Cactus offers Industrial MLC products, but is one of the few companies which locks the BOM (Bill-Of-Material) so what you initially qualify is what you receive for your ongoing production orders.
Industrial pSLC - What is it?

Industrial pSLC offers better pricing than Industrial Grade, but still has to contend with similar unexpected power loss, cell cross talk, read disturb, data corruption and data retention issues of MLC.
Cactus offers Industrial pSLC products, but is one of the few companies which locks the BOM (Bill-Of-Material) so what you initially qualify is what you receive for your ongoing production orders.
Consumer Grade - What is it?
Consumer Grade products are built for lowest cost and in some cases highest performance. They use the lowest cost NAND flash which today is TLC NAND. TLC stands for Tri Level Cell and signifies storing voltage at 8 different levels in the cell to represent 3-bits (000, 001, 010, 011, 100, 101, 110, 111).

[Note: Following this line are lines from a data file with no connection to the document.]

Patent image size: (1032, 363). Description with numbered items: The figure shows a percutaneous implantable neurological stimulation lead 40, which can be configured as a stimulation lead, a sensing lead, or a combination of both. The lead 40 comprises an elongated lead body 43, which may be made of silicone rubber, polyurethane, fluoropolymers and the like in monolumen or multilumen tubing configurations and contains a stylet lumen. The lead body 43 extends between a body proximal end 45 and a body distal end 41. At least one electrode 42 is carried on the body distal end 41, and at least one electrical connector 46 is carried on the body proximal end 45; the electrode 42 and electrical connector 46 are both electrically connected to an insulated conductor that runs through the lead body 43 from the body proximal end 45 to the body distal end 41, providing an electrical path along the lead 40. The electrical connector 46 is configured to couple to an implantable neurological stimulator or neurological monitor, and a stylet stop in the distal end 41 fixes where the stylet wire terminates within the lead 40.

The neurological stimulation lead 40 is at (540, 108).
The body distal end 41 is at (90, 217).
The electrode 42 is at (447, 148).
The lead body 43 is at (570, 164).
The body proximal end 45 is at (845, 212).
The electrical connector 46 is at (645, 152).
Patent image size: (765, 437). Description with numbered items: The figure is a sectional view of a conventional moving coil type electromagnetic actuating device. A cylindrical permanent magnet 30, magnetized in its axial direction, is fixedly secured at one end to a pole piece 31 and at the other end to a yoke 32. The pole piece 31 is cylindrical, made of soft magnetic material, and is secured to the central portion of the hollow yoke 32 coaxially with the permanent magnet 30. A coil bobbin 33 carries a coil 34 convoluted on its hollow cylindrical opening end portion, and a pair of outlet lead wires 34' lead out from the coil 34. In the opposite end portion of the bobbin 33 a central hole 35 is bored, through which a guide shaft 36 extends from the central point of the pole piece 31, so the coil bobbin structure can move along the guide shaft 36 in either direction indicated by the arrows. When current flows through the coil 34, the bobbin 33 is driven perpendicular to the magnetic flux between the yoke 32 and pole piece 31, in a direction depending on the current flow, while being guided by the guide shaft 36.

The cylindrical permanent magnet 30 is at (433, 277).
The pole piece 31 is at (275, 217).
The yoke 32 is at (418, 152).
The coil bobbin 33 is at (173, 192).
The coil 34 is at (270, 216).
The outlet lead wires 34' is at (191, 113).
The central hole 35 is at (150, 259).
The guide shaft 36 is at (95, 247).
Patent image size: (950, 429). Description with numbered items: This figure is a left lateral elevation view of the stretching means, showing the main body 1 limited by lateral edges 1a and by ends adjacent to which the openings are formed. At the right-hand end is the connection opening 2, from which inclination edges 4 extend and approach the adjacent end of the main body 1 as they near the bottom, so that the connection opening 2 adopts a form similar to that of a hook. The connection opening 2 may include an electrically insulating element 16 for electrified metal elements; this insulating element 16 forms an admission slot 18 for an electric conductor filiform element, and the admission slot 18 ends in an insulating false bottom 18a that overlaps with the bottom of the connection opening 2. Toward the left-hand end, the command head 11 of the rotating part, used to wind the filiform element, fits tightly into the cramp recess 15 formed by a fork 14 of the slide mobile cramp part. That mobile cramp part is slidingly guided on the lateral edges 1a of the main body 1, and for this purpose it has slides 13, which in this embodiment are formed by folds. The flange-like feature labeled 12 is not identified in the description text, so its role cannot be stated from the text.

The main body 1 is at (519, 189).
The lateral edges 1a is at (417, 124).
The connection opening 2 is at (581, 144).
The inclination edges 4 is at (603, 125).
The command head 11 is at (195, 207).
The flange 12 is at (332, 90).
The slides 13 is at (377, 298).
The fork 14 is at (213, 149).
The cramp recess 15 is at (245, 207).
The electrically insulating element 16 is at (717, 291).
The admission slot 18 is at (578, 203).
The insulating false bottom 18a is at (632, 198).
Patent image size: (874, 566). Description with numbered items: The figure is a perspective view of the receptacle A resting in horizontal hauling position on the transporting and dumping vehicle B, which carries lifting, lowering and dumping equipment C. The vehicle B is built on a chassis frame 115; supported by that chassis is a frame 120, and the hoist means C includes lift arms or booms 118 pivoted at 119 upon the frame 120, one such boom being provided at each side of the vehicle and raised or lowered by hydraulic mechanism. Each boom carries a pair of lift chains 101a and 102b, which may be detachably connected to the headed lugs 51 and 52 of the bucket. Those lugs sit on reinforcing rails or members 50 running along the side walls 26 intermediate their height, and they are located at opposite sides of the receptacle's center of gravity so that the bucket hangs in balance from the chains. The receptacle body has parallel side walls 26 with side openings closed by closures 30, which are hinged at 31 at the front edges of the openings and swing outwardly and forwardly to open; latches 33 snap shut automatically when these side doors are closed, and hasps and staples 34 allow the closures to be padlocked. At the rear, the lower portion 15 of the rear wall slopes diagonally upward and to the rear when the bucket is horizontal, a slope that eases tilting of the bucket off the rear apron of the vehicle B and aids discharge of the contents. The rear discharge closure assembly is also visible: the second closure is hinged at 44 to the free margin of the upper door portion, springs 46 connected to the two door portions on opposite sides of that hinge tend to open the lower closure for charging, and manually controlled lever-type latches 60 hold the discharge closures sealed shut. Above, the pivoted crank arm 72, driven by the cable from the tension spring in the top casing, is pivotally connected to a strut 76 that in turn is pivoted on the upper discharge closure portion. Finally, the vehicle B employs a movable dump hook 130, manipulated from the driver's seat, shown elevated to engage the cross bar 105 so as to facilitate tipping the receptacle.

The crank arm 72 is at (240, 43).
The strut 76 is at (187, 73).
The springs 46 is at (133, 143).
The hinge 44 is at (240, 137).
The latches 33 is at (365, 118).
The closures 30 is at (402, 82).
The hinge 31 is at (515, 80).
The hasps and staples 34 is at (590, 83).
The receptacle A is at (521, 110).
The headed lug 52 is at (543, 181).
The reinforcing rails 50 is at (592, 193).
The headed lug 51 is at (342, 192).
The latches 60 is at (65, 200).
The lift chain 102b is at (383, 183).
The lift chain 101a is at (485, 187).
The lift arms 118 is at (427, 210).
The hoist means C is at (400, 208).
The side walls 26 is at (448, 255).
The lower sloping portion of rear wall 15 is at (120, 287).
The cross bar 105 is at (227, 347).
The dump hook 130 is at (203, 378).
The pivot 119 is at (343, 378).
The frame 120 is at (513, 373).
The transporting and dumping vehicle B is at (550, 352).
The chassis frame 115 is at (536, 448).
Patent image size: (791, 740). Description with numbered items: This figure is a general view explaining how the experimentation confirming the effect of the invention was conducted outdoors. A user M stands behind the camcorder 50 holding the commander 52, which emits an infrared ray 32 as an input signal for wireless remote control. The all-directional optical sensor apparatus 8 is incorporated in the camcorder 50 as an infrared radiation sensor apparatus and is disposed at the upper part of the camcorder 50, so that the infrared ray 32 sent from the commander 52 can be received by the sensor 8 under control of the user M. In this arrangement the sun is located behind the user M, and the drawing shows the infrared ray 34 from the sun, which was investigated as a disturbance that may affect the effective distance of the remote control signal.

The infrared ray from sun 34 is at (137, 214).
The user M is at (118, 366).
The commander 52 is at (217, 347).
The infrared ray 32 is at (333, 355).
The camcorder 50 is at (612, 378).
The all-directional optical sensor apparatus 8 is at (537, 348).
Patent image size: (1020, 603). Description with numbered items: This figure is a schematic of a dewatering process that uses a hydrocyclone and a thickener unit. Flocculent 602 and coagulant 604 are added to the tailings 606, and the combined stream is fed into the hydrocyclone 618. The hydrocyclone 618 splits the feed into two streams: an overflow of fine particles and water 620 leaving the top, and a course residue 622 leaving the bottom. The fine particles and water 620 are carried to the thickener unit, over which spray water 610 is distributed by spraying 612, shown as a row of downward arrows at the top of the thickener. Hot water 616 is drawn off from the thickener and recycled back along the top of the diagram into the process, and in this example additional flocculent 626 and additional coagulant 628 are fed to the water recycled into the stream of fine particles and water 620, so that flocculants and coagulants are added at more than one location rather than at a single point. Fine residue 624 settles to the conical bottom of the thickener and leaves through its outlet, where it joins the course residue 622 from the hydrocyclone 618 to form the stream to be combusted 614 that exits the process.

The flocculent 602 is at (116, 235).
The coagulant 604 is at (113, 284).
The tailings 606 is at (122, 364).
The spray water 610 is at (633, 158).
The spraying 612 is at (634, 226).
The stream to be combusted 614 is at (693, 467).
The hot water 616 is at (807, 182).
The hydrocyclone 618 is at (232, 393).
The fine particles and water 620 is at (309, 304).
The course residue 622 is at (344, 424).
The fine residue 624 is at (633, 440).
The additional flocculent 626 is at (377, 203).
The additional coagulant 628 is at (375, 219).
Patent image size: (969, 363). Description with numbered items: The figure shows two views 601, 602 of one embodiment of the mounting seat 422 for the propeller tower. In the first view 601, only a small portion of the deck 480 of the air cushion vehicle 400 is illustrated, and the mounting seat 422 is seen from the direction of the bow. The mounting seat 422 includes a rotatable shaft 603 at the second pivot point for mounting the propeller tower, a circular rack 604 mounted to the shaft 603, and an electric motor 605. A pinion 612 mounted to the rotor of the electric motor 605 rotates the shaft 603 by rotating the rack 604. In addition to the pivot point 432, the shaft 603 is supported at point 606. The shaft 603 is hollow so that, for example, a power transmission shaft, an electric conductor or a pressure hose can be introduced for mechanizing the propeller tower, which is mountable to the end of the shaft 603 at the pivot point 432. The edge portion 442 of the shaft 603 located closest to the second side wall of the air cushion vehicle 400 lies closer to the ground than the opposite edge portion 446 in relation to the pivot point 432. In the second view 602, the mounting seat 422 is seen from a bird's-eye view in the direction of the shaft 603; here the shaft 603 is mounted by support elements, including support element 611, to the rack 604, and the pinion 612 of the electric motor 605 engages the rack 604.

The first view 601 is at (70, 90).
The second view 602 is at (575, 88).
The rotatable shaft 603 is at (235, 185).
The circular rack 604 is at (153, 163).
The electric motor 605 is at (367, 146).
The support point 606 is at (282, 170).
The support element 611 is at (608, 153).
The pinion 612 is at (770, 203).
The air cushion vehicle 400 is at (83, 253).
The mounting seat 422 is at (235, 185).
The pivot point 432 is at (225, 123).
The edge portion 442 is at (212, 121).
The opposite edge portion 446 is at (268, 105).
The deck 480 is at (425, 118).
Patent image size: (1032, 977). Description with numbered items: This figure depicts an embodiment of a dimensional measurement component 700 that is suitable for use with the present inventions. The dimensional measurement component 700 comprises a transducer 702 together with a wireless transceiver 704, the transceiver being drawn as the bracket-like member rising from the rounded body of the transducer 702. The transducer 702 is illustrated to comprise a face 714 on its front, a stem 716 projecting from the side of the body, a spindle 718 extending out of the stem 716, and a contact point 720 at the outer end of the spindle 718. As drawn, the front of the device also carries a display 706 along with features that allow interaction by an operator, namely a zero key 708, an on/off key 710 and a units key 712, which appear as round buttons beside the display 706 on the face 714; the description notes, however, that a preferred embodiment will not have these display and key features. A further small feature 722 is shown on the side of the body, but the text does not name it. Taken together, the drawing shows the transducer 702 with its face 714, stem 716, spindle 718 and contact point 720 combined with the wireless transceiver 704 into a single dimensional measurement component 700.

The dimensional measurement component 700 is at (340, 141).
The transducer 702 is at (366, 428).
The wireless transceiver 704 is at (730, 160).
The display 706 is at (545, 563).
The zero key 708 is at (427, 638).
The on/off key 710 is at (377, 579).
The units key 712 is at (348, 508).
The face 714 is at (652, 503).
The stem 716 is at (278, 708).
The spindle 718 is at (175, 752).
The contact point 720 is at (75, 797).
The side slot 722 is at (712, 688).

Built on the same small manufacturing geometries as MLC NAND, TLC has even more issues with unexpected power loss, cell cross talk, read disturb, data corruption and data retention as well as difficulties at wide temperature ranges.
Consumer flash storage products are not typically satisfactory for OEM and Industrial applications and do not come with a consistent Bill-Of-Material.
In Conclusion….
A designer of an OEM system or system integrator using a motherboard or single board computer that needs to decide on a flash storage solution, should consider their options carefully.
There are significant differences between product offerings which are not evident at first glance or on the latest glossy brochure.
Industrial Grade offers the most reliable solution and OEM/Industrial MLC offer lower cost solutions which trade reliability for better cost. Consumer Grade products should be viewed critically for anything other than low duty cycle applications.